Q : Comment ont été réparties ces charges ?

Jean-Michel Hubert :

Nous avons estimé le coût lié au déséquilibre de la structure courante des tarifs de France Télécom à 2.242 millions de francs. Je rappelle que cette composante est transitoire puisqu'elle couvre la phase de rééquilibrage du prix de l'abonnement de France Télécom ; elle sera donc supprimée le 31 décembre 2.000 au plus tard. Les opérateurs mobiles en sont exemptés en contrepartie des engagements de couverture du territoire qu'ils ont pris.

Nous avons estimé le coût de la péréquation géographique, c'est à dire celui lié à la desserte du territoire pour que tous les abonnés aient accès au téléphone à un prix abordable, à 2.717 millions de francs. La péréquation sociale, c'est à dire la charge liée à l'obligation pour France Télécom d'offrir des tarifs spécifiques pour certaines catégories de personnes en raison de leur niveau de revenue ou de leur handicap, a été évaluée à 921 millions de francs et la dessserte du territoire en cabines téléphoniques installées sur le domaine public à 163 millions de francs.

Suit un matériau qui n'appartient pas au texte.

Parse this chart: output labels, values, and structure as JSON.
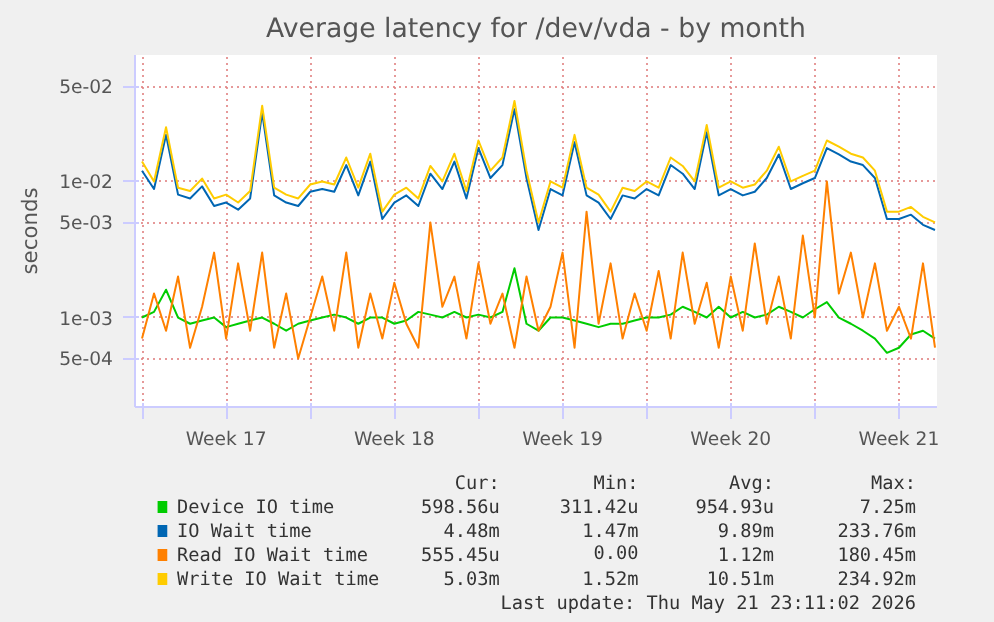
{
  "chart_data": {
    "type": "line",
    "title": "Average latency for /dev/vda - by month",
    "ylabel": "seconds",
    "log": "y",
    "grid": true,
    "legend": "bottom",
    "x": [
      "2026-04-20T00:00",
      "2026-04-20T12:00",
      "2026-04-21T00:00",
      "2026-04-21T12:00",
      "2026-04-22T00:00",
      "2026-04-22T12:00",
      "2026-04-23T00:00",
      "2026-04-23T12:00",
      "2026-04-24T00:00",
      "2026-04-24T12:00",
      "2026-04-25T00:00",
      "2026-04-25T12:00",
      "2026-04-26T00:00",
      "2026-04-26T12:00",
      "2026-04-27T00:00",
      "2026-04-27T12:00",
      "2026-04-28T00:00",
      "2026-04-28T12:00",
      "2026-04-29T00:00",
      "2026-04-29T12:00",
      "2026-04-30T00:00",
      "2026-04-30T12:00",
      "2026-05-01T00:00",
      "2026-05-01T12:00",
      "2026-05-02T00:00",
      "2026-05-02T12:00",
      "2026-05-03T00:00",
      "2026-05-03T12:00",
      "2026-05-04T00:00",
      "2026-05-04T12:00",
      "2026-05-05T00:00",
      "2026-05-05T12:00",
      "2026-05-06T00:00",
      "2026-05-06T12:00",
      "2026-05-07T00:00",
      "2026-05-07T12:00",
      "2026-05-08T00:00",
      "2026-05-08T12:00",
      "2026-05-09T00:00",
      "2026-05-09T12:00",
      "2026-05-10T00:00",
      "2026-05-10T12:00",
      "2026-05-11T00:00",
      "2026-05-11T12:00",
      "2026-05-12T00:00",
      "2026-05-12T12:00",
      "2026-05-13T00:00",
      "2026-05-13T12:00",
      "2026-05-14T00:00",
      "2026-05-14T12:00",
      "2026-05-15T00:00",
      "2026-05-15T12:00",
      "2026-05-16T00:00",
      "2026-05-16T12:00",
      "2026-05-17T00:00",
      "2026-05-17T12:00",
      "2026-05-18T00:00",
      "2026-05-18T12:00",
      "2026-05-19T00:00",
      "2026-05-19T12:00",
      "2026-05-20T00:00",
      "2026-05-20T12:00",
      "2026-05-21T00:00",
      "2026-05-21T12:00",
      "2026-05-22T00:00",
      "2026-05-22T12:00",
      "2026-05-23T00:00"
    ],
    "xlim": [
      "2026-04-19T17:00",
      "2026-05-23T02:00"
    ],
    "xticks": [
      {
        "value": "2026-04-20",
        "label": null
      },
      {
        "value": "2026-04-23T12:00",
        "label": "Week 17"
      },
      {
        "value": "2026-04-27",
        "label": null
      },
      {
        "value": "2026-04-30T12:00",
        "label": "Week 18"
      },
      {
        "value": "2026-05-04",
        "label": null
      },
      {
        "value": "2026-05-07T12:00",
        "label": "Week 19"
      },
      {
        "value": "2026-05-11",
        "label": null
      },
      {
        "value": "2026-05-14T12:00",
        "label": "Week 20"
      },
      {
        "value": "2026-05-18",
        "label": null
      },
      {
        "value": "2026-05-21T12:00",
        "label": "Week 21"
      }
    ],
    "ylim": [
      0.00022,
      0.085
    ],
    "yticks": [
      {
        "value": 0.0005,
        "label": "5e-04"
      },
      {
        "value": 0.001,
        "label": "1e-03"
      },
      {
        "value": 0.005,
        "label": "5e-03"
      },
      {
        "value": 0.01,
        "label": "1e-02"
      },
      {
        "value": 0.05,
        "label": "5e-02"
      }
    ],
    "series": [
      {
        "name": "Device IO time",
        "color": "#00cc00",
        "values": [
          0.001,
          0.0011,
          0.0016,
          0.001,
          0.0009,
          0.00095,
          0.001,
          0.00085,
          0.0009,
          0.00095,
          0.001,
          0.0009,
          0.0008,
          0.0009,
          0.00095,
          0.001,
          0.00105,
          0.001,
          0.0009,
          0.001,
          0.001,
          0.0009,
          0.00095,
          0.0011,
          0.00105,
          0.001,
          0.0011,
          0.001,
          0.00105,
          0.001,
          0.0011,
          0.0023,
          0.0009,
          0.0008,
          0.001,
          0.001,
          0.00095,
          0.0009,
          0.00085,
          0.0009,
          0.0009,
          0.00095,
          0.001,
          0.001,
          0.00105,
          0.0012,
          0.0011,
          0.001,
          0.0012,
          0.001,
          0.0011,
          0.001,
          0.00105,
          0.0012,
          0.0011,
          0.001,
          0.00115,
          0.0013,
          0.001,
          0.0009,
          0.0008,
          0.0007,
          0.00055,
          0.0006,
          0.00075,
          0.0008,
          0.0007
        ]
      },
      {
        "name": "IO Wait time",
        "color": "#0066b3",
        "values": [
          0.012,
          0.0088,
          0.022,
          0.008,
          0.0075,
          0.0092,
          0.0066,
          0.007,
          0.0062,
          0.0075,
          0.032,
          0.0079,
          0.007,
          0.0066,
          0.0084,
          0.0088,
          0.0084,
          0.0132,
          0.0079,
          0.014,
          0.0053,
          0.007,
          0.0079,
          0.0066,
          0.0114,
          0.0088,
          0.014,
          0.0075,
          0.0176,
          0.0106,
          0.0132,
          0.034,
          0.0106,
          0.0044,
          0.0088,
          0.0079,
          0.0194,
          0.0079,
          0.007,
          0.0053,
          0.0079,
          0.0075,
          0.0088,
          0.0079,
          0.0132,
          0.0114,
          0.0088,
          0.023,
          0.0079,
          0.0088,
          0.0079,
          0.0084,
          0.0106,
          0.0158,
          0.0088,
          0.0097,
          0.0106,
          0.0176,
          0.0158,
          0.014,
          0.0132,
          0.0106,
          0.0053,
          0.0053,
          0.0057,
          0.0048,
          0.0044
        ]
      },
      {
        "name": "Read IO Wait time",
        "color": "#ff8000",
        "values": [
          0.0007,
          0.0015,
          0.0008,
          0.002,
          0.0006,
          0.0012,
          0.003,
          0.0007,
          0.0025,
          0.0008,
          0.003,
          0.0006,
          0.0015,
          0.0005,
          0.001,
          0.002,
          0.0008,
          0.003,
          0.0006,
          0.0015,
          0.0007,
          0.0018,
          0.0009,
          0.0006,
          0.005,
          0.0012,
          0.002,
          0.0007,
          0.0025,
          0.0009,
          0.0015,
          0.0006,
          0.002,
          0.0008,
          0.0012,
          0.003,
          0.0006,
          0.006,
          0.0009,
          0.0025,
          0.0007,
          0.0015,
          0.0008,
          0.0022,
          0.0007,
          0.003,
          0.0009,
          0.0018,
          0.0006,
          0.002,
          0.0008,
          0.0035,
          0.0009,
          0.002,
          0.0007,
          0.004,
          0.001,
          0.01,
          0.0015,
          0.003,
          0.001,
          0.0025,
          0.0008,
          0.0012,
          0.0007,
          0.0025,
          0.0006
        ]
      },
      {
        "name": "Write IO Wait time",
        "color": "#ffcc00",
        "values": [
          0.014,
          0.01,
          0.025,
          0.009,
          0.0085,
          0.0105,
          0.0075,
          0.008,
          0.007,
          0.0085,
          0.036,
          0.009,
          0.008,
          0.0075,
          0.0095,
          0.01,
          0.0095,
          0.015,
          0.009,
          0.016,
          0.006,
          0.008,
          0.009,
          0.0075,
          0.013,
          0.01,
          0.016,
          0.0085,
          0.02,
          0.012,
          0.015,
          0.039,
          0.012,
          0.005,
          0.01,
          0.009,
          0.022,
          0.009,
          0.008,
          0.006,
          0.009,
          0.0085,
          0.01,
          0.009,
          0.015,
          0.013,
          0.01,
          0.026,
          0.009,
          0.01,
          0.009,
          0.0095,
          0.012,
          0.018,
          0.01,
          0.011,
          0.012,
          0.02,
          0.018,
          0.016,
          0.015,
          0.012,
          0.006,
          0.006,
          0.0065,
          0.0055,
          0.005
        ]
      }
    ],
    "annotations": [
      "Cur:",
      "Min:",
      "Avg:",
      "Max:",
      "598.56u",
      "311.42u",
      "954.93u",
      "7.25m",
      "4.48m",
      "1.47m",
      "9.89m",
      "233.76m",
      "555.45u",
      "0.00",
      "1.12m",
      "180.45m",
      "5.03m",
      "1.52m",
      "10.51m",
      "234.92m",
      "Last update: Thu May 21 23:11:02 2026"
    ]
  }
}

Enfin, compte tenu des recettes générées par le service de l'annuaire universel, nous avons estimé que la charge nette imputable à ce titre était nulle.

La loi a par ailleurs précisé que le coût du service universel devait être partagé entre tous les opérateurs de réseaux ouverts au public et de service téléphonique au public, au prorata de leur part dans l'ensemble du trafic téléphonique.